Los funcionarios se han adaptado con "normalidad" al cierre de los edificios administrativos de la Junta a las 17.00 horas. Una medida puesta en marcha —dentro del Plan de Consolidación de las Finanzas y de los Servicios Públicas— que este martes, 1 de marzo, cumple un mes desde su entrada en vigor y que tan sólo ha registrado algunas quejas por parte de padres de familia por las dificultades para recoger a sus hijos al finalizar las clases.

Según ha declarado a Europa Press el representante de CSI.F en el sector de administración general de Castilla-La Mancha, Roberto Rincón, la "falta de flexibilidad de horarios" es el problema más destacado por los funcionarios, aunque desde el sindicato no se va a adoptar ninguna medida dado que no se trata "de una cantidad abrumadora de quejas", que rondan el centenar a lo largo de todo este mes.

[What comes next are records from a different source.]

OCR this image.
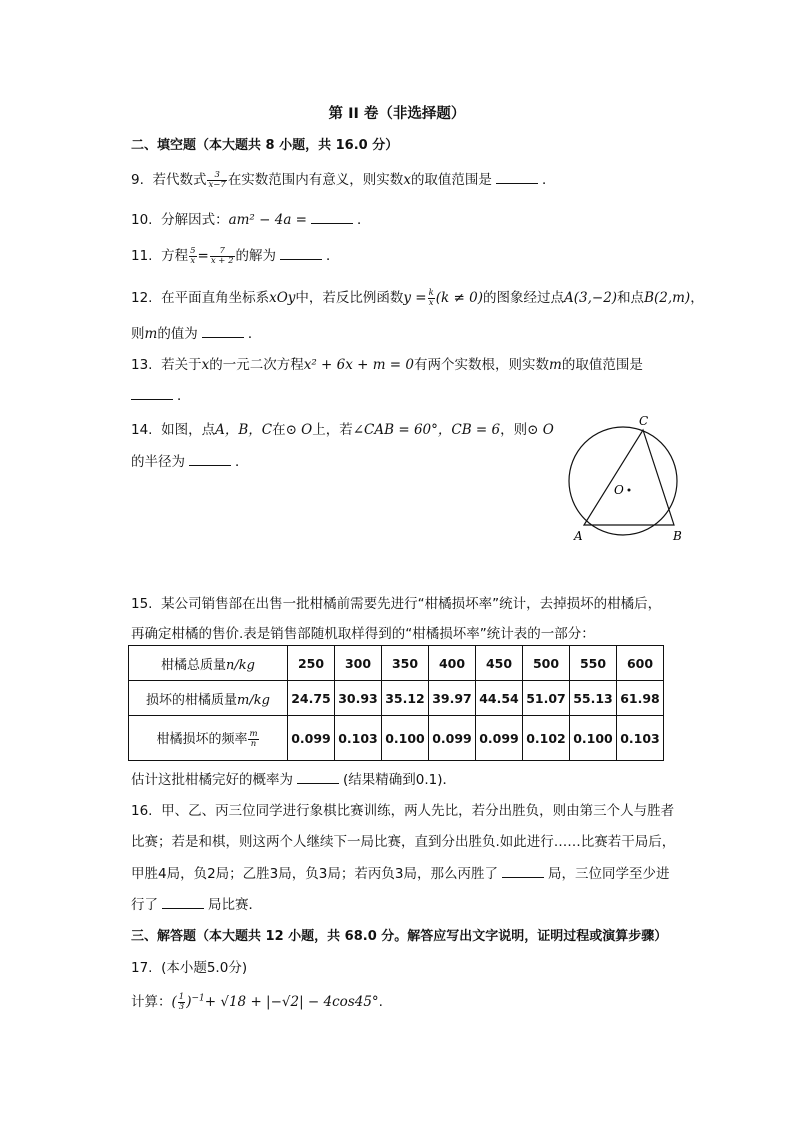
第 II 卷（非选择题）
二、填空题（本大题共 8 小题，共 16.0 分）
9. 若代数式 $\frac{3}{x-7}$ 在实数范围内有意义，则实数x的取值范围是	．
10. 分解因式：am² − 4a =	．
11. 方程 $\frac{5}{x} = \frac{7}{x + 2}$ 的解为	．
12. 在平面直角坐标系xOy中，若反比例函数$y = \frac{k}{x} (k \ne 0)$的图象经过点A(3,−2)和点B(2,m)，
则m的值为	．
13. 若关于x的一元二次方程x² + 6x + m = 0有两个实数根，则实数m的取值范围是
．
14. 如图，点A，B，C在⊙ O上，若∠CAB = 60°，CB = 6，则⊙ O
的半径为	．
O
A	B
C
15. 某公司销售部在出售一批柑橘前需要先进行“柑橘损坏率”统计，去掉损坏的柑橘后，
再确定柑橘的售价.表是销售部随机取样得到的“柑橘损坏率”统计表的一部分：
柑橘总质量n/kg	250	300	350	400	450	500	550	600
损坏的柑橘质量m/kg	24.75	30.93	35.12	39.97	44.54	51.07	55.13	61.98
柑橘损坏的频率 $\frac{m}{n}$	0.099	0.103	0.100	0.099	0.099	0.102	0.100	0.103
估计这批柑橘完好的概率为	(结果精确到0.1)．
16. 甲、乙、丙三位同学进行象棋比赛训练，两人先比，若分出胜负，则由第三个人与胜者
比赛；若是和棋，则这两个人继续下一局比赛，直到分出胜负.如此进行……比赛若干局后，
甲胜4局，负2局；乙胜3局，负3局；若丙负3局，那么丙胜了	局，三位同学至少进
行了	局比赛．
三、解答题（本大题共 12 小题，共 68.0 分。解答应写出文字说明，证明过程或演算步骤）
17. (本小题5.0分)
计算：( $\frac{1}{3} )^{-1}+ √18 + |-√2| - 4\cos 45^\circ$.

En cuenta a la habilitación de espacios como comedores para aquellos empleados públicos que opten por la jornada continúa, una de las peticiones de los funcionarios tras la aplicación de esta medida de ahorro, ha señalado que estos espacios se han ido estableciendo "según se ha podido", sin que esto se haya realizado en todos los edificios.

Rincón ha relacionado la falta de reclamaciones de los funcionarios con un estado de "apatía" de los empleados públicos, que "se adaptan como pueden" a unas medidas "intransigentes" porque "son inamovibles a pesar de las críticas". TELETRABAJO

Por último, ha explicado que el plan de teletrabajo es un proyecto que pretende facilitar a aquellos funcionarios que se vean obligados a proseguir con sus funciones a partir de las 17.00 horas la posibilidad de continuar el trabajo desde su domicilio vía internet, y ha puntualizado que es una iniciativa piloto que está siendo estudiada pero aún no se ha puesto en marcha.